Publicidade: muito além do papel de vender.

Manuela Allo
Blend_Juicing Ideas
3 min readNov 17, 2015

Brasil, 2015.

Nas ruas, mulheres se unem para reinvindicar o direito sobre seus corpos e seus destinos.

Nas mídias sociais, milhares de relatos sobre assédios morais e sexuais sofridos por mulheres, em sua maioria ainda durante a infância, são trazidos à tona, levantando uma relevante discussão sobre o tema.

Nas escolas, estudantes e professores debatem a questão da violência contra a mulher, motivados pelo tema da redação do Enem deste ano.

Enquanto isso, na TV, ainda temos marcas que utilizam a figura feminina de forma estereotipada, hipersexualizada e/ou passiva nos scripts de comerciais de produtos de limpeza, bebidas, carros e outros.

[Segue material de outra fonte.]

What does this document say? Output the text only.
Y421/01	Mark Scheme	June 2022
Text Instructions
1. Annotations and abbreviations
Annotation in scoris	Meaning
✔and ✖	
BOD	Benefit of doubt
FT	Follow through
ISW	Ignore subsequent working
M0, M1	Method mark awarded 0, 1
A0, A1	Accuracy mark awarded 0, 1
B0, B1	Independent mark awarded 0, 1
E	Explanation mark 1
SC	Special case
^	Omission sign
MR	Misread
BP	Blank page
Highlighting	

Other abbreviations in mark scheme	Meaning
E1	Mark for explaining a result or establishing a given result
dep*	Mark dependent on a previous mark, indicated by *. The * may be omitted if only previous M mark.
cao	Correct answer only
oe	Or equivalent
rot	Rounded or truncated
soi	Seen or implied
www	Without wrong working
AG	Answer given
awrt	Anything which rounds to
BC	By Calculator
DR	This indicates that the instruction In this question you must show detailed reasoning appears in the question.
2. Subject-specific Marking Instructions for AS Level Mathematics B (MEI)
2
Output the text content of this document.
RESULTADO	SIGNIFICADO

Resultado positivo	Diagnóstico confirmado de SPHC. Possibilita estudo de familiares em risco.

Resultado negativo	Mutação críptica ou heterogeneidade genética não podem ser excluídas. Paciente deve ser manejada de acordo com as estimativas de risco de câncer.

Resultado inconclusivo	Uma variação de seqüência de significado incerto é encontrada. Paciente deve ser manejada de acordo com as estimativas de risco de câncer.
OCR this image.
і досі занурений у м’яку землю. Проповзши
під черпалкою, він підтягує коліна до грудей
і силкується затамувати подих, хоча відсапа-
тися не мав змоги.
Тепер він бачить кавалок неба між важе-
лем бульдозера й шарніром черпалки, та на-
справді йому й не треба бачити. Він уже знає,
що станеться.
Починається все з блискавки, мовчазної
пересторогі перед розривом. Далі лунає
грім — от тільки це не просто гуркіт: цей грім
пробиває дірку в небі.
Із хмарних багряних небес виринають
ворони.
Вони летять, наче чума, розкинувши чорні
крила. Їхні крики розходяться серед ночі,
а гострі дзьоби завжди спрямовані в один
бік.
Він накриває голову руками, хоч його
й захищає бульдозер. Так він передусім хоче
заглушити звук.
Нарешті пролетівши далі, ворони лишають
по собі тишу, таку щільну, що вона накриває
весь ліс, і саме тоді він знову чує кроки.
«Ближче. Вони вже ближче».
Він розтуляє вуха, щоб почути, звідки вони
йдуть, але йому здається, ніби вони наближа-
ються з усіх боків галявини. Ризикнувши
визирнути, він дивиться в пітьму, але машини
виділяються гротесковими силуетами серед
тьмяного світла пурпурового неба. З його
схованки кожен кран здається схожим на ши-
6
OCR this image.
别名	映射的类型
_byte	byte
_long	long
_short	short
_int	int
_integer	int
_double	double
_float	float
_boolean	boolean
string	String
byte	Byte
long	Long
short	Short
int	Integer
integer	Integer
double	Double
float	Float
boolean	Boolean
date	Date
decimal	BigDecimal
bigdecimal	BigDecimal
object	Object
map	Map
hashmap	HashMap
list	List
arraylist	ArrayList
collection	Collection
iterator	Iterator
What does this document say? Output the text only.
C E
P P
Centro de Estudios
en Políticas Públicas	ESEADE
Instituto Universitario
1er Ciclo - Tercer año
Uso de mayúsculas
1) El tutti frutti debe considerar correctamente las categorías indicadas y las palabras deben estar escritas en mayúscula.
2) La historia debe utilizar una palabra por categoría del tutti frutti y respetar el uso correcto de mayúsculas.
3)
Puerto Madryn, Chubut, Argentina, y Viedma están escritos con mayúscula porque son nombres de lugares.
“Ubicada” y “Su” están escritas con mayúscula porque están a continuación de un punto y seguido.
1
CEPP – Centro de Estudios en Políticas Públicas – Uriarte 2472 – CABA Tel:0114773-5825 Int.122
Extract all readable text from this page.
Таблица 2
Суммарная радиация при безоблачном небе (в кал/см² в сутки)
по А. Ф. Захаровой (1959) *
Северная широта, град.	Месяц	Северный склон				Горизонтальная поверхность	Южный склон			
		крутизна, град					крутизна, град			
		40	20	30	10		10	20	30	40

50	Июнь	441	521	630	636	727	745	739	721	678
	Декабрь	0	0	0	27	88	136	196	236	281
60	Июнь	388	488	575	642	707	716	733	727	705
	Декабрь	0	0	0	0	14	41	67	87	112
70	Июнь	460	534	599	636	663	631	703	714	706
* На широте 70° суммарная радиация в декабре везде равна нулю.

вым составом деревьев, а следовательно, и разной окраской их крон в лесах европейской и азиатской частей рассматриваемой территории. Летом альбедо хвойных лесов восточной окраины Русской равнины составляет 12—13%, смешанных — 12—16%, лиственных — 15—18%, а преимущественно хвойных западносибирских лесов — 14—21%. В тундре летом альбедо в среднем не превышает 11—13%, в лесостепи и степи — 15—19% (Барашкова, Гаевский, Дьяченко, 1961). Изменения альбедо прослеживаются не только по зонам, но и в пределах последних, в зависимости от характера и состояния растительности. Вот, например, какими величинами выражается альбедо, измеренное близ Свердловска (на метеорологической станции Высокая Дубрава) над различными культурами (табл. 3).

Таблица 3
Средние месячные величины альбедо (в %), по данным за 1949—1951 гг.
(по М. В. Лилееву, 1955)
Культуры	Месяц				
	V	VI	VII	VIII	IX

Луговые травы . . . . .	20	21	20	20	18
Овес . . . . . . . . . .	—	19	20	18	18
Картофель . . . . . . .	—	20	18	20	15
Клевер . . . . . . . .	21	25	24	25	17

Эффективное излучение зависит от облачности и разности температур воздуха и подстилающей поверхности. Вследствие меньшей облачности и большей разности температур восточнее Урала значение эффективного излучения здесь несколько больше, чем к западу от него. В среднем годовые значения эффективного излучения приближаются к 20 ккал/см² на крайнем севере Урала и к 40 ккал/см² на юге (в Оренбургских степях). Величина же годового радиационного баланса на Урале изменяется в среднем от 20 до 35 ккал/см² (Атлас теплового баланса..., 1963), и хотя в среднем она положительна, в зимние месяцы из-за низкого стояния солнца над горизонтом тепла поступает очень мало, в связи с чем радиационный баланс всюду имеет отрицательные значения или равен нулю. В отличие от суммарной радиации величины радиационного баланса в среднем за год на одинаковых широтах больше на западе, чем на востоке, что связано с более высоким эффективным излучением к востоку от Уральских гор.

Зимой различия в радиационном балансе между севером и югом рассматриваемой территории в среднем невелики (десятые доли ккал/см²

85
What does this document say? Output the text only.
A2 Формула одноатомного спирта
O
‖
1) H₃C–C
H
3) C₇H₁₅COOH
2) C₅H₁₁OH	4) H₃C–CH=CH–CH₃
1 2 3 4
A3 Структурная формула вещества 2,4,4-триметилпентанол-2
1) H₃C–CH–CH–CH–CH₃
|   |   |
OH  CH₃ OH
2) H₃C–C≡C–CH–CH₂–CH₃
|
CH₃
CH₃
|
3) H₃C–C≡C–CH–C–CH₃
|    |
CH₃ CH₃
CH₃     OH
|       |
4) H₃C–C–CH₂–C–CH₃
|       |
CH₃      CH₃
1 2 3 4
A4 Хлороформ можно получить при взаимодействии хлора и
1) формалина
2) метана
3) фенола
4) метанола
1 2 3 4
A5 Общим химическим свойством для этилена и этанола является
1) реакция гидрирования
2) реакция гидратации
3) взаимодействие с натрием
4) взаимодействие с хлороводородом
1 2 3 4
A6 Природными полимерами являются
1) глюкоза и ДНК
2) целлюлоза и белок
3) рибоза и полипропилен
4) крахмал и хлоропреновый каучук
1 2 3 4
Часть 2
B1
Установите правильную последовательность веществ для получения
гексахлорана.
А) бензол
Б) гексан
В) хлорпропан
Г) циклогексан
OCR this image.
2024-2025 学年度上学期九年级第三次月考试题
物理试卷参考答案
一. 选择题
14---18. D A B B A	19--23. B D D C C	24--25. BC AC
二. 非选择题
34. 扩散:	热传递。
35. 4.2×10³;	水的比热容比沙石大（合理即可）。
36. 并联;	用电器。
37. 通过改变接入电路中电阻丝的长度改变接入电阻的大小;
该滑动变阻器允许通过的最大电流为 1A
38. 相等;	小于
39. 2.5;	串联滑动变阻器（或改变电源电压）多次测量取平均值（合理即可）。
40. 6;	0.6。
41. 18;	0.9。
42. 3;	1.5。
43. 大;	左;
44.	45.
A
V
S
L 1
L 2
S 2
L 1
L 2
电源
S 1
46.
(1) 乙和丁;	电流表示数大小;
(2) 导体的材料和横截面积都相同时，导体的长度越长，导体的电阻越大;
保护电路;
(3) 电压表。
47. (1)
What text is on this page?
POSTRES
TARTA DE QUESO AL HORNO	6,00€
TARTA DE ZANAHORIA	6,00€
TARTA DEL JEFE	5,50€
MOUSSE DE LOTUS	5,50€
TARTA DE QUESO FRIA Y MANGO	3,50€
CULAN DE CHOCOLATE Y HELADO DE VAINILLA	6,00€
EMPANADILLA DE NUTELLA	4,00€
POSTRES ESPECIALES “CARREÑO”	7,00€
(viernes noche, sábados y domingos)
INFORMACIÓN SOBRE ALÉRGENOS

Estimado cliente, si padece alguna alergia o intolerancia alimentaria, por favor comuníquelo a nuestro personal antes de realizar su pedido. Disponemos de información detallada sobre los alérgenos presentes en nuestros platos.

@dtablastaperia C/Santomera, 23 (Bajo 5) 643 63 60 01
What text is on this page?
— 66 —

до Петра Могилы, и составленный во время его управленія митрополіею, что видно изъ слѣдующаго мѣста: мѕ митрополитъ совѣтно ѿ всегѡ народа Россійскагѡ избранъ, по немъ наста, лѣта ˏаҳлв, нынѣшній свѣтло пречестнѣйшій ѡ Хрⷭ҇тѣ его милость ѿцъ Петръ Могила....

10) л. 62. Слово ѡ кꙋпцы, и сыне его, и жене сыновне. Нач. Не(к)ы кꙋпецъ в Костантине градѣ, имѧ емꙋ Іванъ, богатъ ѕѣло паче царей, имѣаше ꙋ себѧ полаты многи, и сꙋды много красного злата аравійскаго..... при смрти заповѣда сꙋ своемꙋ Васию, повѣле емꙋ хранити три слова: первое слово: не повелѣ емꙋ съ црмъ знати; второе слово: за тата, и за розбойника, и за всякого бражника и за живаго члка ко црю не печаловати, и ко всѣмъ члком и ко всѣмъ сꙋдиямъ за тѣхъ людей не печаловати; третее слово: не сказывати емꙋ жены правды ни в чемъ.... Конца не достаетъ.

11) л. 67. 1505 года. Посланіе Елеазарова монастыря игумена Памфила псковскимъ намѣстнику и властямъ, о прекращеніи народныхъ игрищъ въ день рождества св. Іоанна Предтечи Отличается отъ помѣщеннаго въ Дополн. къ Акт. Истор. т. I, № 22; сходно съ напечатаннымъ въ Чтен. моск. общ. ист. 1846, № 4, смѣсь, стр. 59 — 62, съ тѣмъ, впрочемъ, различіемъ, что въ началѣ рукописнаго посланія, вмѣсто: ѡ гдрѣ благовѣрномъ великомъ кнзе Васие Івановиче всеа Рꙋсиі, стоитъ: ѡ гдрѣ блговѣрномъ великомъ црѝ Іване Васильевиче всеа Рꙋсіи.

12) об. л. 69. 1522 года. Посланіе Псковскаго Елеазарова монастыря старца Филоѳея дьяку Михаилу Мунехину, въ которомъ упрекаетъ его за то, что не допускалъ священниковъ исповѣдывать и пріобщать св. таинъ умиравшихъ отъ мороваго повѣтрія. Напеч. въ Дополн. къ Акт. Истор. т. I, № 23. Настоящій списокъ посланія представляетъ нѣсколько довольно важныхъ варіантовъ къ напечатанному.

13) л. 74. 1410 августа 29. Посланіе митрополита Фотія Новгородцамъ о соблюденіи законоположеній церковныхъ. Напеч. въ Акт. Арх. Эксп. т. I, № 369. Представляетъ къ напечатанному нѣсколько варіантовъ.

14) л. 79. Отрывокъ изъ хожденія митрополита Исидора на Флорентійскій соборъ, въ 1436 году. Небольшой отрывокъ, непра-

Tomo como exemplo a abordagem da questão de gênero pela publicidade para ilustrar como as condutas ainda estão engessadas e pautadas em discursos vazios e com muito pouco esforço dentro do que caberia ao pensamento publicitário. Muito já se falou dos exemplos acima, que são bem corriqueiros e até mesmo banais, mas ainda assim fundamentais pra mostrar o quão evidente é a dissonância entre as mudanças sociais que estão ocorrendo no mundo e o discurso publicitário atual.

Créditos: http://rorymidhani.com

A publicidade vende o quê mesmo?

O discurso é um produto de dupla via: ao mesmo tempo em que é moldado a partir de conceitos sociais e orientações culturais, políticas e econômicas, ele também tem um papel fundamental de manutenção ou transformação de estruturas sociais, atuando na formação do sujeito e suas identidades.

Créditos: Pinterest

O discurso publicitário se apropria de atributos sociais, emocionais e sensoriais para estabelecer o senso de pertencimento por meio de sua comunicação e o senso de individualização por meio do consumo.

Em última instância, não se vende um produto, mas sim uma ideia, um conjunto de valores morais, que repercutem profundamente no tecido social e nas interações que nele acontecem.

Ok. E como a publicidade pode ajudar a mudar algo?

Reduzir a publicidade apenas a uma ferramenta comercial é negligenciar a sua potencialidade como construtora de identidades e de valores que afetam as nossas interações enquanto seres sociais.

A publicidade é uma ferramenta social.

Portanto, precisamos utilizar o seu potencial na construção de discursos subjetivos e a sua capacidade de massificação de conceitos a favor de discussões positivas e na subversão de conceitos que produzem uma interação social de exclusão, ao invés de perpetuá-los cegamente, tendo como objetivo único o consumo de seus produtos.

Na prática, isso significa romper com dogmas sustentados pela indústria publicitária desde os tempos de Mad Men.

Ir na contramão de conceitos conservadores que não dialogam mais com as mudanças culturais que vemos no horizonte e que, mais do que deixar a comunicação com cheiro de naftalina, tem como consequência a manutenção de comportamentos sociais retrógrados, excludentes, misóginos e preconceituosos.

Observar a sociedade para a qual ela comunica, entender suas nuances, suas reivindicações e suas novas configurações são movimentos vitais para a construção de um diálogo entre empresas e sociedade que seja relevante e benéfico para todos.

A indústria criativa está em completa transformação: valores ultrapassados estão sendo contestados e substituídos por outros mais inclusivos e significativos. Com a publicidade, o caminho não será o inverso. A pergunta que irá separar o joio do trigo daqui pra frente é:

"Qual é o propósito que te move ou que move sua marca/produto/projeto?"

E não se trata de usar esses novos valores de forma oportunista, em um "social washing" que dá para ser farejado a quilômetros de distância. Se o objetivo é apenas parecer politicamente correto e o discurso não é fruto de um propósito real e nem se traduz em atitudes, mais cedo ou mais tarde tudo irá ruir.

É necessário criar um território onde o diálogo e as experiências gerem um legado de discussão e reconfiguração das interações sociais em direção aos avanços que já estão acontecendo e que precisam ser potencializados.

A publicidade não pode e não deve estar alheia às revoluções que estamos testemunhando e vivenciando.

Seu papel social é o mesmo que temos todos, enquanto indivíduos e organizações: o de promover reflexões, repensar e reciclar atitudes e, acima de tudo, valorizar o propósito.